Беременная вдова - Мартин Эмис
Шрифт:
Интервал:
Закладка:
— Тебе нравится?
— О да, — сказал он.
— А почему именно?
— Ну, как. Она такая… здравомыслящая. — Он зевнул и, поддавшись редкому приступу нестеснительности или искренности, растянулся в своем директорском кресле, выпятив лобковую кость. — Высокий ум, — сказал он. — И настолько здравомыслящая. После Смолетта со Стерном и со всеми остальными ненормальными чудиками. — Со Стерном у Кита дело не пошло. Он захлопнул «Тристрама Шенди» странице на пятнадцатой, когда ему попалась фраза «вскочивший на своего конька». Но Смолетту он простил все за его осмотический перевод «Дон Кихота». Всем этим мыслям он, видите ли, предавался еще некоторое время. — Нет, Джейн мне страшно нравится.

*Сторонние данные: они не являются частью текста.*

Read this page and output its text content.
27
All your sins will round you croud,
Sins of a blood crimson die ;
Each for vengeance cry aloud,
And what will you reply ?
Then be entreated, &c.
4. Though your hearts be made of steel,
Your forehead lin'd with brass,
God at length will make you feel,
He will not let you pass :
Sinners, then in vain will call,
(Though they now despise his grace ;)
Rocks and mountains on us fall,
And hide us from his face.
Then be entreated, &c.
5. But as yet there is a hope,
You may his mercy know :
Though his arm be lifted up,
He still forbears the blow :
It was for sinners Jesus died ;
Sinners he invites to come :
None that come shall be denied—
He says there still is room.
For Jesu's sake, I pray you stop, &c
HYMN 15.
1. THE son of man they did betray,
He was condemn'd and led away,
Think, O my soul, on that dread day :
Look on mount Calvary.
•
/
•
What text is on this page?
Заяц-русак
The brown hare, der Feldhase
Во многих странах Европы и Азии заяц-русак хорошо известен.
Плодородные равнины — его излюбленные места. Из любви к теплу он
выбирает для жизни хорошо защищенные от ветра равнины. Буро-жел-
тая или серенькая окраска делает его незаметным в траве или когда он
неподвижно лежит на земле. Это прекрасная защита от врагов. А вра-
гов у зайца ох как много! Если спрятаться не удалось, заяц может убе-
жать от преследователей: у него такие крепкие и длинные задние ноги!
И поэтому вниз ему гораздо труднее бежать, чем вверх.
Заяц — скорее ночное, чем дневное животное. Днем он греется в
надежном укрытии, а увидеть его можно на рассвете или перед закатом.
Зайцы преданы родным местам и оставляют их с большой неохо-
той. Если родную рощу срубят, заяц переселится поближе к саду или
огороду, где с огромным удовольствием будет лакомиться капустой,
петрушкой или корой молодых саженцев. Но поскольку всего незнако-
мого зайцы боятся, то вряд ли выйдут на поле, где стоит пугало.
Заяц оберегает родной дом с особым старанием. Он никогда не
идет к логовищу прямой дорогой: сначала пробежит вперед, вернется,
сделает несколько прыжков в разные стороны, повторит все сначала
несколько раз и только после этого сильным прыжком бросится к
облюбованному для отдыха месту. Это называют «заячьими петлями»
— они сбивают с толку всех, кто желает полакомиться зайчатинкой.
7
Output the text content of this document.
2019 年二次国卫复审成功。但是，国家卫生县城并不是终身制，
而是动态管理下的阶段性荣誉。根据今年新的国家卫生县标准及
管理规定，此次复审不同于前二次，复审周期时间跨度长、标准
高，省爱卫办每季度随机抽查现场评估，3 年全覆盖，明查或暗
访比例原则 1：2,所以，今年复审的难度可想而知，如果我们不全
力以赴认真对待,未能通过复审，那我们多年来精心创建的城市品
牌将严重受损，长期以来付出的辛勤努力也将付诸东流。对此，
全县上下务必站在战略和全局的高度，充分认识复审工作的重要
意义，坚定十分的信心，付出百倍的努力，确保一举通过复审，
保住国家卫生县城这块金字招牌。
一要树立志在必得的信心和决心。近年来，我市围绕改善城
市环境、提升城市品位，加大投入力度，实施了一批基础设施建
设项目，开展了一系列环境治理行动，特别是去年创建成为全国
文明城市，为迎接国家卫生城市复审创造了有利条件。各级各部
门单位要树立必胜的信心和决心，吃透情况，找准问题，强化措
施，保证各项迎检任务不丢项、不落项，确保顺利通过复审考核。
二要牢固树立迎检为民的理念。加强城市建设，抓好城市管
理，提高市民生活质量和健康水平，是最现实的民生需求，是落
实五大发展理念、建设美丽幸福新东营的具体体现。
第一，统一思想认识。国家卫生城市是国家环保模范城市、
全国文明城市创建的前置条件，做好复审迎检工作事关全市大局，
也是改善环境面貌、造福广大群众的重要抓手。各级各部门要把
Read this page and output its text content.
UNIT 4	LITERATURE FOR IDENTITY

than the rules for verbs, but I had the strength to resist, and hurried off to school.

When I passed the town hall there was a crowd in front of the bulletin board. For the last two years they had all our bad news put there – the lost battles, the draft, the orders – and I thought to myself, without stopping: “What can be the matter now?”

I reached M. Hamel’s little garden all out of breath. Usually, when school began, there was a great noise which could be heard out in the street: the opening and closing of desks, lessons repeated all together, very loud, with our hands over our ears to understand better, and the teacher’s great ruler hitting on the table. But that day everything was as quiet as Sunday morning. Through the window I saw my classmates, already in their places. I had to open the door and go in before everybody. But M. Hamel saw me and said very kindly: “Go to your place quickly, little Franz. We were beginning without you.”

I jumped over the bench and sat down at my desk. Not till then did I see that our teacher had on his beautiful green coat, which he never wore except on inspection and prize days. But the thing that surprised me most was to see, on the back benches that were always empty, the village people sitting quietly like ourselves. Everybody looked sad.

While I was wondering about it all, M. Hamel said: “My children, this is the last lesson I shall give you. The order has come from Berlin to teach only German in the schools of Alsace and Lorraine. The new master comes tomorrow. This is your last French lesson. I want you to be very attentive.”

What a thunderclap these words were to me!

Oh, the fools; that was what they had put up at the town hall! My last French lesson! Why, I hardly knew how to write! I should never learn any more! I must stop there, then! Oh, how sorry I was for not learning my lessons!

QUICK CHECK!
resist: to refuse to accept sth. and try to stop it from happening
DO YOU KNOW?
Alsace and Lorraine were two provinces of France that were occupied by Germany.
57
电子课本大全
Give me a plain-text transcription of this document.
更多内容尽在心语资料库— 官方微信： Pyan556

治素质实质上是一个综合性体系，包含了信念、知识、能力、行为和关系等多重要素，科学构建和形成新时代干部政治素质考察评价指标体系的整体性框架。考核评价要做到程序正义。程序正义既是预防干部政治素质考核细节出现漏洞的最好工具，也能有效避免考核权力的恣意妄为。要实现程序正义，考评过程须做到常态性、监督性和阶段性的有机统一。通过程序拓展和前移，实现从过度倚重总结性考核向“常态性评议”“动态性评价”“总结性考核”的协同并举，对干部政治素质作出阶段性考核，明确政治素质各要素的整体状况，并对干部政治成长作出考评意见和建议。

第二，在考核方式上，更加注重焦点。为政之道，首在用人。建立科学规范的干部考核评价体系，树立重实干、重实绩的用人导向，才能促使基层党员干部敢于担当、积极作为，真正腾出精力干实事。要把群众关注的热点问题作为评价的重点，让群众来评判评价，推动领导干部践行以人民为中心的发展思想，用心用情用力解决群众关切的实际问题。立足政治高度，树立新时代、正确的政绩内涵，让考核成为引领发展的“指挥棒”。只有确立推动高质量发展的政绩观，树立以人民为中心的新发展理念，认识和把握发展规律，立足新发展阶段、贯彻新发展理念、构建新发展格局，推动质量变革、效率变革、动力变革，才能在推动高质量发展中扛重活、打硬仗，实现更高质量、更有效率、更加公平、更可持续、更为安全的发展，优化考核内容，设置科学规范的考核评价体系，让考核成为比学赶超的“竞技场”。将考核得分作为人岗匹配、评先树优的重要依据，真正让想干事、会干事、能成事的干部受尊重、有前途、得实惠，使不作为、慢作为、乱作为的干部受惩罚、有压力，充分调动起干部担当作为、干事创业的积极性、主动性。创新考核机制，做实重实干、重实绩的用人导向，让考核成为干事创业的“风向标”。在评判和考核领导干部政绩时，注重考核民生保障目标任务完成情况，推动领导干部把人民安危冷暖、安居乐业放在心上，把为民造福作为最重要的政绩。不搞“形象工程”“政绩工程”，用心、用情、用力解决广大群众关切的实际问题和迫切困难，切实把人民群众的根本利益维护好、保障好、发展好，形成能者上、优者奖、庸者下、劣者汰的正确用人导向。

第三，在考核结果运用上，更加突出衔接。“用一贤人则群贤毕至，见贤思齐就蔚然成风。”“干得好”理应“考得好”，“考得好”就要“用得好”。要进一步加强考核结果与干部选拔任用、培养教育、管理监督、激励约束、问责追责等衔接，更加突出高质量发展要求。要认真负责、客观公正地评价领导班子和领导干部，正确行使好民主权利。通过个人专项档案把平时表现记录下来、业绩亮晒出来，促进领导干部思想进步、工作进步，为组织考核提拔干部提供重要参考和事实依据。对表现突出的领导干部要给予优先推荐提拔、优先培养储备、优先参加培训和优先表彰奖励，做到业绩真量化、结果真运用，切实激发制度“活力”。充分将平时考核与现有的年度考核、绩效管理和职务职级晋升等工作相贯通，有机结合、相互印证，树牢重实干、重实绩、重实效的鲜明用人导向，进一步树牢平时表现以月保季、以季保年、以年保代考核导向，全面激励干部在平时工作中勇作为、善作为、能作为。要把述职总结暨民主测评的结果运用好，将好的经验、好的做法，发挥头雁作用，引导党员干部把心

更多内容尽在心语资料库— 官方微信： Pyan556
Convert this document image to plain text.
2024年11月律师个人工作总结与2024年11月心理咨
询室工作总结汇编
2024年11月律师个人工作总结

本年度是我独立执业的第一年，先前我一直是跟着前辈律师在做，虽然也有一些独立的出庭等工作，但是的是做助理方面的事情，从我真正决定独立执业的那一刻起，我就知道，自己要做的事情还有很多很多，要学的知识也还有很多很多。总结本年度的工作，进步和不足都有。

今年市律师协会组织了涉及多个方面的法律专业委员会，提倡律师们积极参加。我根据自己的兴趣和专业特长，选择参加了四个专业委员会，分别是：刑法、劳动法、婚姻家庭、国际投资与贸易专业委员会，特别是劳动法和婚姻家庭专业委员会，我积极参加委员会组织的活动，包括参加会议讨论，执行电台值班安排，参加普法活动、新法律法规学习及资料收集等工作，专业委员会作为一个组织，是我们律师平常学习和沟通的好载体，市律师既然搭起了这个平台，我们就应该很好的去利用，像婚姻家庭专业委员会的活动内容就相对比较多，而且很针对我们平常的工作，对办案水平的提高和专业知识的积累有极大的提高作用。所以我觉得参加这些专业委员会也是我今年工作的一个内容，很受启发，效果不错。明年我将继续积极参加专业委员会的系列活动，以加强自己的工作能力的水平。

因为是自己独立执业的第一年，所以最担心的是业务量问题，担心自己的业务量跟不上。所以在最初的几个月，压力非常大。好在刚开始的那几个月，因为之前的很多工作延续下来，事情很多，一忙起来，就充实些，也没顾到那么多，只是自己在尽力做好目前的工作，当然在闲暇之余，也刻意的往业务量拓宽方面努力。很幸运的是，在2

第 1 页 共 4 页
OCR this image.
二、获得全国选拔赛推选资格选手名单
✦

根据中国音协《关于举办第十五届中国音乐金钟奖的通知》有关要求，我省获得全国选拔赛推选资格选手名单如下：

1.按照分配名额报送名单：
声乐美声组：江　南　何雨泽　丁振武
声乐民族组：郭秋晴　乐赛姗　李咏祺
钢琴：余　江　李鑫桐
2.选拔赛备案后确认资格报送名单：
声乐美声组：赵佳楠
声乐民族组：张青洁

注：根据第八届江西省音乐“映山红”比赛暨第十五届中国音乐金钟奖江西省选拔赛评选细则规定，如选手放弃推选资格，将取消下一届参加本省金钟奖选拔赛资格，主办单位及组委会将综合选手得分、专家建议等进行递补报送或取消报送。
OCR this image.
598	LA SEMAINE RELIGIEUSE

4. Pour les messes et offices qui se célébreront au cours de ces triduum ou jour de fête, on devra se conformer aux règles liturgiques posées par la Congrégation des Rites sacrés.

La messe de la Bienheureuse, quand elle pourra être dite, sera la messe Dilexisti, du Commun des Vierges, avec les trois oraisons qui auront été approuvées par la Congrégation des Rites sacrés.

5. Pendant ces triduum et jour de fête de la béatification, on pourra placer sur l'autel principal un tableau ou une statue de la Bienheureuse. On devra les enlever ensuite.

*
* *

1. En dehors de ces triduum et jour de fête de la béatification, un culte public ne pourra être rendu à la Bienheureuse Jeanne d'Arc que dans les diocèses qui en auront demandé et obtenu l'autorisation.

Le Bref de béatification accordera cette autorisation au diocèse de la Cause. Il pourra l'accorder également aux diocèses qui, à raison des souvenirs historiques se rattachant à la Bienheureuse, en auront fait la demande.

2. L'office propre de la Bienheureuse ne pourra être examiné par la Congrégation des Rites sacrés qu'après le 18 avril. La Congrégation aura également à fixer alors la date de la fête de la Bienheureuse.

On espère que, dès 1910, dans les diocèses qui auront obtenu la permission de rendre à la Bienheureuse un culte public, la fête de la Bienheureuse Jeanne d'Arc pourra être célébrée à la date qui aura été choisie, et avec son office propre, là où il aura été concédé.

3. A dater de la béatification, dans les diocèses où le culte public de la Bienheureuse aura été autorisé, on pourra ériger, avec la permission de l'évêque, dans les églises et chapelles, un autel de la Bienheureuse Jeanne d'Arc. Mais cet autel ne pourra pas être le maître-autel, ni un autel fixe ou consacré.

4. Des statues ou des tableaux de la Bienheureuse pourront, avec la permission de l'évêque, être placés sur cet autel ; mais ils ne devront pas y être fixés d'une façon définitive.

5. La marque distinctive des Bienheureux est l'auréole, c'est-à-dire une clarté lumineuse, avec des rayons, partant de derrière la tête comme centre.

— Там ведь все про брак по расчету, нет?
— По-моему, это выдумки. Эта героиня говорит, что брак по расчету — «ужаснейшая вещь на свете». Кэтрин. А ей всего шестнадцать. Изабелла Торп хочет выйти замуж по расчету. Изабелла классная. Настоящая сука.
— Сегодня Глория Бьютимэн должна была приехать. Но у нее случился рецидив.
— Очередной бокал шампанского?
Нет, она еще от первого отходит. Причем не притворяется. Йорк ее устроил в клинику на Харли-стрит. Ей какого-то вещества не хватает. Диогена. Нет, конечно, не диогена. Но чего-то такого, что очень похоже на диоген.
— М-м. Как эскимосы. Как индейцы. Один глоток виски — и все. Только и могут, что вокруг крепостей околачиваться. У них было такое подплемя, что ли. Называлось Околачивающиеся Вокруг Крепостей.
— Мы ведь только этим и занимаемся. Вокруг крепостей околачиваемся.
Шехерезада имела в виду их недавнюю вылазку — из одного замка в другой замок, из замка Йоркиля в замок Адриано.
— А тебе как, твоя нравится? — спросил Кит. — Что за книга?
— О вероятности. Вполне. Парадоксы. Или, не знаю, просто сюрпризы? По-своему захватывающая. Только человеческих тем как-то маловато. — Теперь и сама Шехерезада зевнула с голодным видом. — Пожалуй, пора в душ.
Она поднялась.
— Ой, — произнесла она и секунду изучала ступню, вывернув ее кверху. — На колючку наступила. Адриано опять ужинать приходит. С корзиной. «Обеды на колесах». Ты не против, если он придет?
— Не против ли я?
— Ну, он временами слегка надоедает. А ты… Иногда мне кажется, что ты против.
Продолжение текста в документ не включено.